Title: "Enhancing Machine Learning Model Accuracy through Data Cleaning" This technology can be utilized in industries such as finance for fraud detection, healthcare for disease diagnosis, and e-commerce for personalized recommendations. The market implications include improved customer satisfaction, reduced errors, and increased operational efficiency.

    • Questions about the Technology:**

1. How does this technology compare to traditional data cleaning methods?

  - This technology offers a more automated and systematic approach to identifying and removing inaccurate training data, leading to improved machine learning model accuracy.

2. What are the potential challenges in implementing this technology in real-world applications?

  - Some challenges may include the need for robust data preprocessing pipelines and ensuring the scalability of the system for large datasets.
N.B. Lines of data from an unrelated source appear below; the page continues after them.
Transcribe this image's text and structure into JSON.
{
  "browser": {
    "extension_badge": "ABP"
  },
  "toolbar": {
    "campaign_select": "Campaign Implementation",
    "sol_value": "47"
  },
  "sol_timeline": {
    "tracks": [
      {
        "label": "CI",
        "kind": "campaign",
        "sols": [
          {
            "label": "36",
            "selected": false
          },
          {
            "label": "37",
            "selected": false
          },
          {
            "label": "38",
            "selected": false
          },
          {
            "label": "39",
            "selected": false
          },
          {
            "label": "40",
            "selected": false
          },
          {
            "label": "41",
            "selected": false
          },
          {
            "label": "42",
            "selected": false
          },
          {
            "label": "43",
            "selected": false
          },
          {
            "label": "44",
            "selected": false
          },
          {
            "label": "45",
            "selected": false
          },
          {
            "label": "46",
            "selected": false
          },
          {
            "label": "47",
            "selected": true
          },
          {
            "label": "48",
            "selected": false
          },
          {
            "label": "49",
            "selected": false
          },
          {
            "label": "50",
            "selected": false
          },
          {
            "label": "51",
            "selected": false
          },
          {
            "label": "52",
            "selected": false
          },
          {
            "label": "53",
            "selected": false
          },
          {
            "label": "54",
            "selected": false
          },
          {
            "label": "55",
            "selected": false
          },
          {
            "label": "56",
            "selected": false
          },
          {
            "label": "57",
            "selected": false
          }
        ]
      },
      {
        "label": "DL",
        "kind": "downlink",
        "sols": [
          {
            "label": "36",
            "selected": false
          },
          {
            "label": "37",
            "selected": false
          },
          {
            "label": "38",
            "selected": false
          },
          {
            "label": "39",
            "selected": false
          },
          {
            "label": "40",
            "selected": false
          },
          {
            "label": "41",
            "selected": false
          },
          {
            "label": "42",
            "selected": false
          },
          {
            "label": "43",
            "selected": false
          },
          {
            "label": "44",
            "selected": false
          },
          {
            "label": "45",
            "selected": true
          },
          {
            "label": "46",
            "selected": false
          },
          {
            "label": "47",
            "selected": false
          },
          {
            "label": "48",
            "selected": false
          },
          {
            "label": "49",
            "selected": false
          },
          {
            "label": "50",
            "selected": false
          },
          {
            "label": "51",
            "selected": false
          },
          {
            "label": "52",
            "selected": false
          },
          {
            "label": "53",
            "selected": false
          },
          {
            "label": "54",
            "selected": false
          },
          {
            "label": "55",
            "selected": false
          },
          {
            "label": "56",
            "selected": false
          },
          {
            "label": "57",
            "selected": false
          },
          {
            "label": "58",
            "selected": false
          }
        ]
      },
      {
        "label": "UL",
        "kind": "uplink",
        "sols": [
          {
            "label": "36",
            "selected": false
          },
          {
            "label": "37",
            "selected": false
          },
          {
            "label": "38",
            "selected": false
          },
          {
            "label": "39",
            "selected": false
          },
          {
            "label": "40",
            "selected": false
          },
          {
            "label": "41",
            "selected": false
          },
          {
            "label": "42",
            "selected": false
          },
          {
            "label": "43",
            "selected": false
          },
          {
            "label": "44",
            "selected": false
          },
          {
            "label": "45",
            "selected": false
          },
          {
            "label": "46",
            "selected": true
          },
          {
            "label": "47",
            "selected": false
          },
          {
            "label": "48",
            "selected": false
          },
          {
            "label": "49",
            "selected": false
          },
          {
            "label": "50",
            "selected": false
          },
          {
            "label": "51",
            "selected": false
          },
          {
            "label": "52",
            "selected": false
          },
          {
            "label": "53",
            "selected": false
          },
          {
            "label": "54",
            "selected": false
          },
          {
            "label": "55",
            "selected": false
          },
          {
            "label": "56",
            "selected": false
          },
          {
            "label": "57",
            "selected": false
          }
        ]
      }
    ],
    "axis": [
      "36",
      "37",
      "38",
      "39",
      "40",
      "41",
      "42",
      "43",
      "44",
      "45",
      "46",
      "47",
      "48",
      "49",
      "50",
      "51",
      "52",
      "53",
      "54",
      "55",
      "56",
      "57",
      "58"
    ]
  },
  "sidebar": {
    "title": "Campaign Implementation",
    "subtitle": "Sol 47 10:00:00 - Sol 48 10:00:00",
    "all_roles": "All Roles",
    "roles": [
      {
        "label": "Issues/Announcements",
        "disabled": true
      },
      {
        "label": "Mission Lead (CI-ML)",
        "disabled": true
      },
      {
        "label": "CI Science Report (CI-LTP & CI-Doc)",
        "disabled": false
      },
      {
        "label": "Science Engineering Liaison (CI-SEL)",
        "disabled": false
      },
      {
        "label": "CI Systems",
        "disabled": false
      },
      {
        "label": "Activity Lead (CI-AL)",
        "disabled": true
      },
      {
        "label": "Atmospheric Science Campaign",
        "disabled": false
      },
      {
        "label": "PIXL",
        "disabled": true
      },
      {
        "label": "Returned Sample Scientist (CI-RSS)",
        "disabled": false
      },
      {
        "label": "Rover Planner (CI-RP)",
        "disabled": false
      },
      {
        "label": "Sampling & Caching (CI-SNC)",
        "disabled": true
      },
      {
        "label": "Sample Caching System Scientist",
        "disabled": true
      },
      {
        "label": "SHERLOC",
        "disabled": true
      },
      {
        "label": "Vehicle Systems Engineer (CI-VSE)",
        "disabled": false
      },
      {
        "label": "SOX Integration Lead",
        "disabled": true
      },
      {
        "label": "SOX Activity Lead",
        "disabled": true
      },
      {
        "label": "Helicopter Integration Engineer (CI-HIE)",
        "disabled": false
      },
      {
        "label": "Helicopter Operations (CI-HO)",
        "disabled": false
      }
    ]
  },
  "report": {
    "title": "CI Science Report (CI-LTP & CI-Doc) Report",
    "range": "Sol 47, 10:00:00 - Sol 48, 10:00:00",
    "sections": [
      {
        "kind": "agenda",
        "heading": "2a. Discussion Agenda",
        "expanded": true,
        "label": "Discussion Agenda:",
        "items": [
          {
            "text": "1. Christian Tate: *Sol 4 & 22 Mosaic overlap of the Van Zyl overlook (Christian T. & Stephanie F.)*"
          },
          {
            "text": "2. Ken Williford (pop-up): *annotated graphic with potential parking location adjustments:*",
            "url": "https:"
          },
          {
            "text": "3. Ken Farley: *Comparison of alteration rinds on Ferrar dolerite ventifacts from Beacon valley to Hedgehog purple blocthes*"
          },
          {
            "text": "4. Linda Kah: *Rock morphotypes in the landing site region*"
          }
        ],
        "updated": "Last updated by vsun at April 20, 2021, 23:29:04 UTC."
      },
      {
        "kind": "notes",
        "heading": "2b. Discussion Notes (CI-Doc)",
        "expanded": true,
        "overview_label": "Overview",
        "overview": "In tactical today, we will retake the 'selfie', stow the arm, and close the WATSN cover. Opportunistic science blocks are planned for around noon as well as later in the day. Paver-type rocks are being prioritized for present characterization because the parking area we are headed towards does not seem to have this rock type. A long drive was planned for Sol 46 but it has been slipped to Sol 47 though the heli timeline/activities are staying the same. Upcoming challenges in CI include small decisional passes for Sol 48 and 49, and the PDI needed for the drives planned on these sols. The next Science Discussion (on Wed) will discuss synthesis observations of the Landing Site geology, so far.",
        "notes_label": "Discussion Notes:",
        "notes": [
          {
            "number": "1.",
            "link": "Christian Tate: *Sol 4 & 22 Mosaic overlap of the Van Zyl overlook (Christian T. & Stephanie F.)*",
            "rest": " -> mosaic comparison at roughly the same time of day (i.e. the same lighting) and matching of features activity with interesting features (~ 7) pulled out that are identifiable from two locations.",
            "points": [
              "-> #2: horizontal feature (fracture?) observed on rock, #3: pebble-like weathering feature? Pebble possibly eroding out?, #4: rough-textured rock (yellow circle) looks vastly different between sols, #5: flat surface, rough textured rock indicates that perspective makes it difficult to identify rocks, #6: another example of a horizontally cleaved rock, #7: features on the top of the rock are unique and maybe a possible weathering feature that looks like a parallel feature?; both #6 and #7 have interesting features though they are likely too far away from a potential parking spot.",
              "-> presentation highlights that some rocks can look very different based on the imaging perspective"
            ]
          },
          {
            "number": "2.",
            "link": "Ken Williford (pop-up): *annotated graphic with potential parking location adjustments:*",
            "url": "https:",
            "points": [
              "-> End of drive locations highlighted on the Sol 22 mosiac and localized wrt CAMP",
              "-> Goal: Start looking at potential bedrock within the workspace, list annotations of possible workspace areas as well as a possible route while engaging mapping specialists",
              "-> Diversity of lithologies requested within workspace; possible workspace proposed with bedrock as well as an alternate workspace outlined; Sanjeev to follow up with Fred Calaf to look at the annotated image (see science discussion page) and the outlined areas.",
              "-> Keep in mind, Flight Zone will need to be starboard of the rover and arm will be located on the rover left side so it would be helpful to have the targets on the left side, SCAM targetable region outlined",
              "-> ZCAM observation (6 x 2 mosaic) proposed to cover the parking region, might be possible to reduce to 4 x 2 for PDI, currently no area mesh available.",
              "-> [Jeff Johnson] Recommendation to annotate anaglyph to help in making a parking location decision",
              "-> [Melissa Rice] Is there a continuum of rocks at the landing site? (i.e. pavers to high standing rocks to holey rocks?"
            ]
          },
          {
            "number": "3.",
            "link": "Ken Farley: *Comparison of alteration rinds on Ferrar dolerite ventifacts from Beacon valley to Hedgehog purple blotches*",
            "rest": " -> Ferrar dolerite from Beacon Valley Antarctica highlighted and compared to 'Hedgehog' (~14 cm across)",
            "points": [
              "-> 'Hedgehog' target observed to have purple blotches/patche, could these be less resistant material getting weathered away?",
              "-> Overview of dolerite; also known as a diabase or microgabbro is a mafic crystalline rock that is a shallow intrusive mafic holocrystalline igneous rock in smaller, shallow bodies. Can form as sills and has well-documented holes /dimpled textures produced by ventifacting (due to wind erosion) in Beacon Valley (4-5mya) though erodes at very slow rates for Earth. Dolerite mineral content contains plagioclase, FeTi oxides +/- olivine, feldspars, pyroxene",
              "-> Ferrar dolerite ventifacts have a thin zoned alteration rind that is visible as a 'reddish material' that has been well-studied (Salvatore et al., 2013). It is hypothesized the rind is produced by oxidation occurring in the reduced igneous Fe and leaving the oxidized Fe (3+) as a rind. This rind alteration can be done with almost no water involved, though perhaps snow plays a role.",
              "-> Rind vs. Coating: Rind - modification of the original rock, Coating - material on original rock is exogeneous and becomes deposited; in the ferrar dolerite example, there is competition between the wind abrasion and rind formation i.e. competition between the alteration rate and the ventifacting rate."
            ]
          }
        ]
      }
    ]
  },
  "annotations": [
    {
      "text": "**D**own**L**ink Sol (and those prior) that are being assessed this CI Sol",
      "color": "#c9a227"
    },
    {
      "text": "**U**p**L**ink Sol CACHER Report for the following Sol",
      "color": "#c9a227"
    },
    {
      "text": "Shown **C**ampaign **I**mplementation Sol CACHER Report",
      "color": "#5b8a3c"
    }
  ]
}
Original Abstract Submitted

methods, systems and computer program products are described to improve machine learning (ml) model-based classification of data items by identifying and removing inaccurate training data. inaccurate training samples may be identified, for example, based on excessive variance in vector space between a training sample and a mean of category training samples, and based on a variance between an assigned category and a predicted category for a training sample. suspect or erroneous samples may be selectively removed based on, for example, vector space variance and/or prediction confidence level. as a result, ml model accuracy may be improved by training on a more accurate revised training set. ml model accuracy may (e.g., also) be improved, for example, by identifying and removing suspect categories with excessive (e.g., weighted) vector space variance. suspect categories may be retained or revised. users may (e.g., also) specify a prediction confidence level and/or coverage (e.g., to control accuracy).